O ECA tem uma formulação muito clara sobre o papel do setor saúde e do setor educacional, tratando-os como esferas públicas privilegiadas de proteção que recebem incumbências específicas: a de identificar, notificar a situação de maus-tratos e buscar formas (e parceiros) para proteger a vítima e dar apoio à família.
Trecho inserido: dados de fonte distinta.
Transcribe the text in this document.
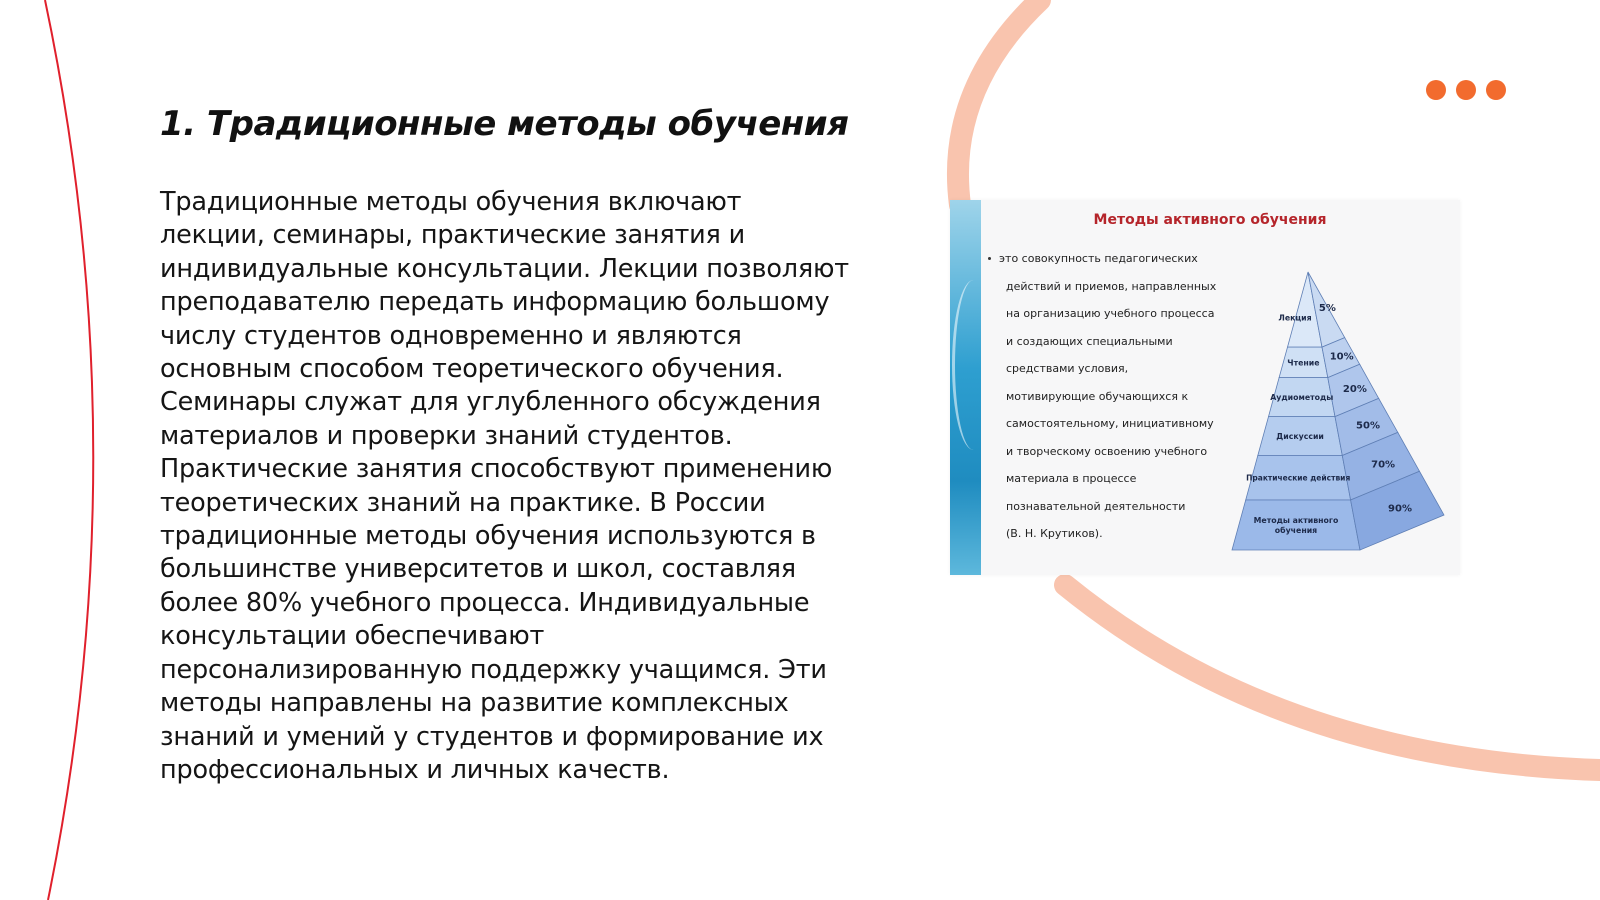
1. Традиционные методы обучения

Традиционные методы обучения включают лекции, семинары, практические занятия и индивидуальные консультации. Лекции позволяют преподавателю передать информацию большому числу студентов одновременно и являются основным способом теоретического обучения. Семинары служат для углубленного обсуждения материалов и проверки знаний студентов. Практические занятия способствуют применению теоретических знаний на практике. В России традиционные методы обучения используются в большинстве университетов и школ, составляя более 80% учебного процесса. Индивидуальные консультации обеспечивают персонализированную поддержку учащимся. Эти методы направлены на развитие комплексных знаний и умений у студентов и формирование их профессиональных и личных качеств.

Методы активного обучения
это совокупность педагогических
действий и приемов, направленных
на организацию учебного процесса
и создающих специальными
средствами условия,
мотивирующие обучающихся к
самостоятельному, инициативному
и творческому освоению учебного
материала в процессе
познавательной деятельности
(В. Н. Крутиков).
Лекция
5%
Чтение
10%
Аудиометоды
20%
Дискуссии
50%
Практические действия
70%
Методы активного
обучения
90%
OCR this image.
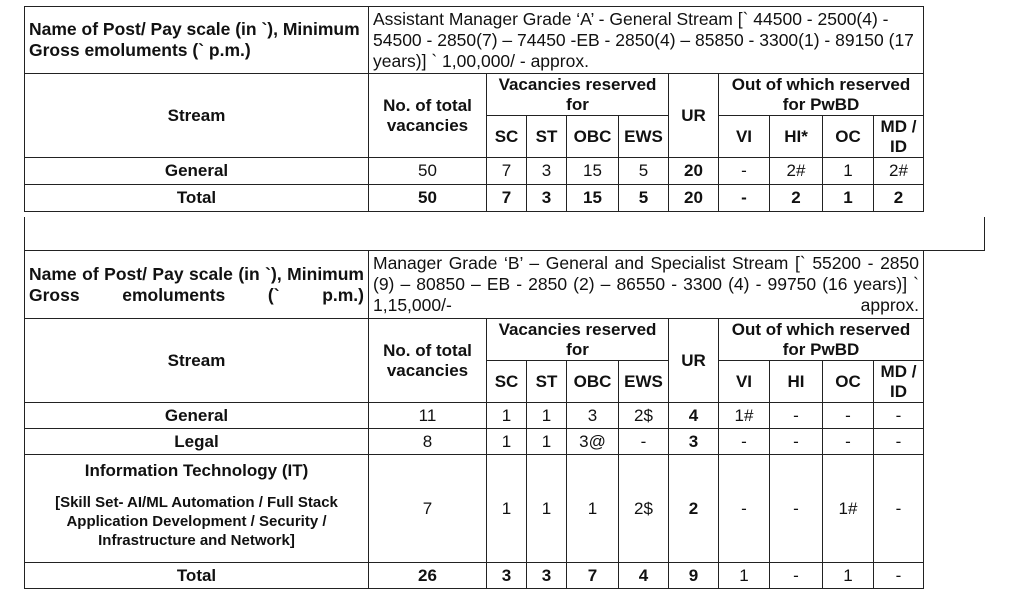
Name of Post/ Pay scale (in `), Minimum Gross emoluments (` p.m.)	Assistant Manager Grade ‘A’ - General Stream [` 44500 - 2500(4) - 54500 - 2850(7) – 74450 -EB - 2850(4) – 85850 - 3300(1) - 89150 (17 years)] ` 1,00,000/ - approx.									
Stream	No. of total vacancies	Vacancies reserved for				UR	Out of which reserved for PwBD			
		SC	ST	OBC	EWS		VI	HI*	OC	MD / ID
General	50	7	3	15	5	20	-	2#	1	2#
Total	50	7	3	15	5	20	-	2	1	2
Name of Post/ Pay scale (in `), Minimum Gross emoluments (` p.m.)	Manager Grade ‘B’ – General and Specialist Stream [` 55200 - 2850 (9) – 80850 – EB - 2850 (2) – 86550 - 3300 (4) - 99750 (16 years)] ` 1,15,000/- approx.									
Stream	No. of total vacancies	Vacancies reserved for				UR	Out of which reserved for PwBD			
		SC	ST	OBC	EWS		VI	HI	OC	MD / ID
General	11	1	1	3	2$	4	1#	-	-	-
Legal	8	1	1	3@	-	3	-	-	-	-

Information Technology (IT)
[Skill Set- AI/ML Automation / Full Stack Application Development / Security / Infrastructure and Network]	7	1	1	1	2$	2	-	-	1#	-
Total	26	3	3	7	4	9	1	-	1	-
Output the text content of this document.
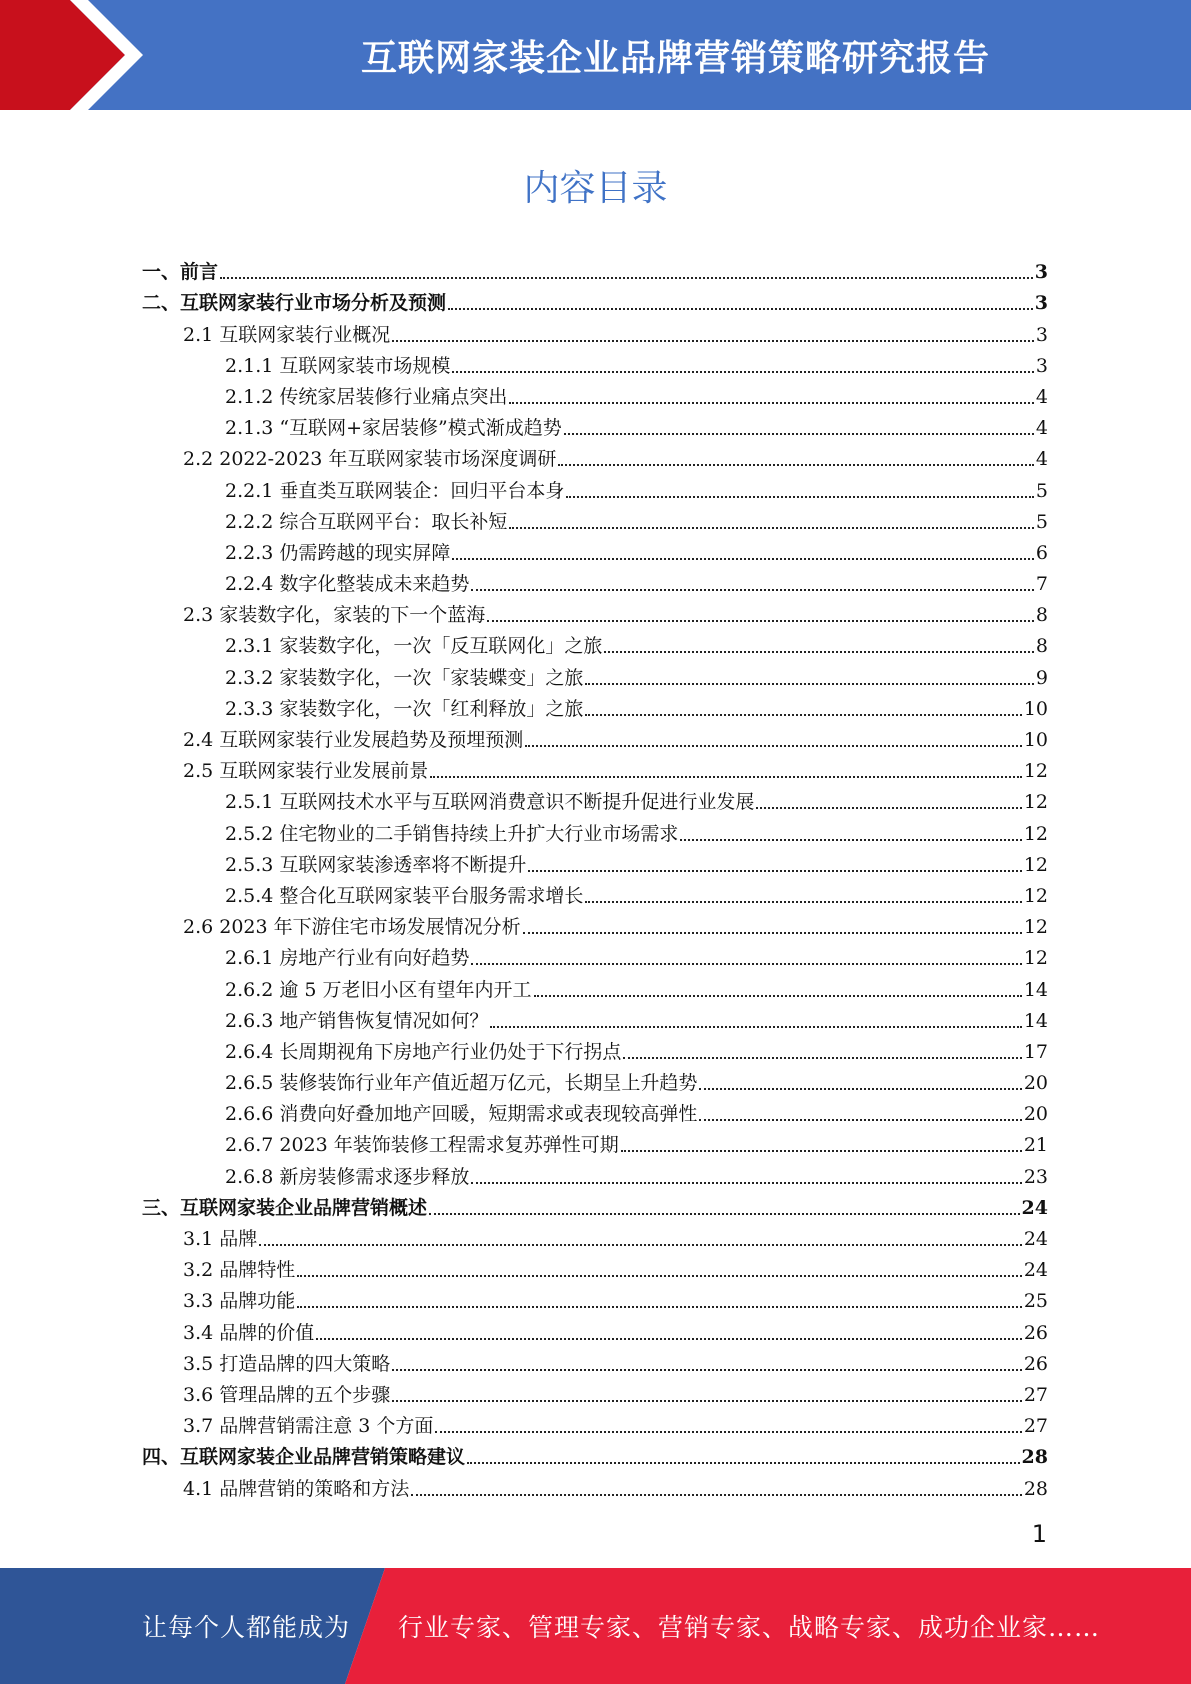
互联网家装企业品牌营销策略研究报告
内容目录
一、前言	3
二、互联网家装行业市场分析及预测	3
2.1 互联网家装行业概况	3
2.1.1 互联网家装市场规模	3
2.1.2 传统家居装修行业痛点突出	4
2.1.3 “互联网+家居装修”模式渐成趋势	4
2.2 2022-2023 年互联网家装市场深度调研	4
2.2.1 垂直类互联网装企：回归平台本身	5
2.2.2 综合互联网平台：取长补短	5
2.2.3 仍需跨越的现实屏障	6
2.2.4 数字化整装成未来趋势	7
2.3 家装数字化，家装的下一个蓝海	8
2.3.1 家装数字化，一次「反互联网化」之旅	8
2.3.2 家装数字化，一次「家装蝶变」之旅	9
2.3.3 家装数字化，一次「红利释放」之旅	10
2.4 互联网家装行业发展趋势及预埋预测	10
2.5 互联网家装行业发展前景	12
2.5.1 互联网技术水平与互联网消费意识不断提升促进行业发展	12
2.5.2 住宅物业的二手销售持续上升扩大行业市场需求	12
2.5.3 互联网家装渗透率将不断提升	12
2.5.4 整合化互联网家装平台服务需求增长	12
2.6 2023 年下游住宅市场发展情况分析	12
2.6.1 房地产行业有向好趋势	12
2.6.2 逾 5 万老旧小区有望年内开工	14
2.6.3 地产销售恢复情况如何？	14
2.6.4 长周期视角下房地产行业仍处于下行拐点	17
2.6.5 装修装饰行业年产值近超万亿元，长期呈上升趋势	20
2.6.6 消费向好叠加地产回暖，短期需求或表现较高弹性	20
2.6.7 2023 年装饰装修工程需求复苏弹性可期	21
2.6.8 新房装修需求逐步释放	23
三、互联网家装企业品牌营销概述	24
3.1 品牌	24
3.2 品牌特性	24
3.3 品牌功能	25
3.4 品牌的价值	26
3.5 打造品牌的四大策略	26
3.6 管理品牌的五个步骤	27
3.7 品牌营销需注意 3 个方面	27
四、互联网家装企业品牌营销策略建议	28
4.1 品牌营销的策略和方法	28
1
让每个人都能成为 行业专家、管理专家、营销专家、战略专家、成功企业家……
Nele, os artigos do Capítulo I, que tratam dos direitos fundamentais garantidos às crianças e aos adolescentes, abordam a proteção à vida e à saúde, desde a sua concepção, determinando as ações que devem garantir o atendimento à gestante e o acesso irrestrito dos meninos e meninas aos serviços de promoção, proteção e recuperação da saúde através do Sistema Único de Saúde – SUS (Art. 11).

“Em sua trajetória, o Hospital Estadual Getúlio Vargas desenvolve uma série de iniciativas em favor da proteção integral das crianças e adolescentes e o ECA é um balizador importante para essa ação. Na unidade, é de suma importância que todos os atores do Sistema Único de Saúde conheçam o Estatuto da Criança e do Adolescente e se conscientizem da importância de suas atitudes, ações e práticas profissionais, visto que cada caso envolve o destino de uma criança ou adolescente”, enfatiza a Diretora Técnica, Dra. Flávia Nobre.

O Unicef destaca que a violência está entre os maiores desafios para garantir os direitos das crianças e dos adolescentes brasileiros. Uma publicação do Fundo das Nações Unidas e do Fórum Brasileiro de Segurança Pública, lançada em 2021, apontou que, entre 2016 e 2020, houve quase 35 mil mortes violentas intencionais de crianças e adolescentes. O cenário mapeado pelo estudo trazia um aumento da violência, com os dados mostrando 27% mais mortes entre crianças de até 4 anos e 44% dos crimes acontecendo na residência das vítimas.

Para o IPCEP e a Direção do Complexo Estadual de Saúde da Penha, o Estatuto da Criança e do Adolescente é um marco e, ao mesmo tempo, um aprimoramento na proteção da infância no Brasil. Nesses 32 anos, destacou-se pelo reconhecimento de direitos humanos de crianças e adolescentes, além de assegurar a proteção a esse grupo para a garantia de seu desenvolvimento integral. Nele, o setor saúde recebeu um mandato social especial, para atuar nos diagnósticos de maus-tratos: cabe-lhe o dever de notificar.

No Hospital Estadual Getúlio Vargas, é o ECA quem pega.

 

Fontes: Governo Federal – Ministério da Mulher, da Família e dos Direitos Humanos; Estatuto da Criança e do Adolescente; Fundo de Emergência Internacional das Nações Unidas para a Infância (Unicef); Sociedade Brasileira de Pediatria (SBP); Childhood Brasil; e Coordenações de Serviço Social e Psicologia do Complexo Estadual de Saúde da Penha. Fotos: IPCEP.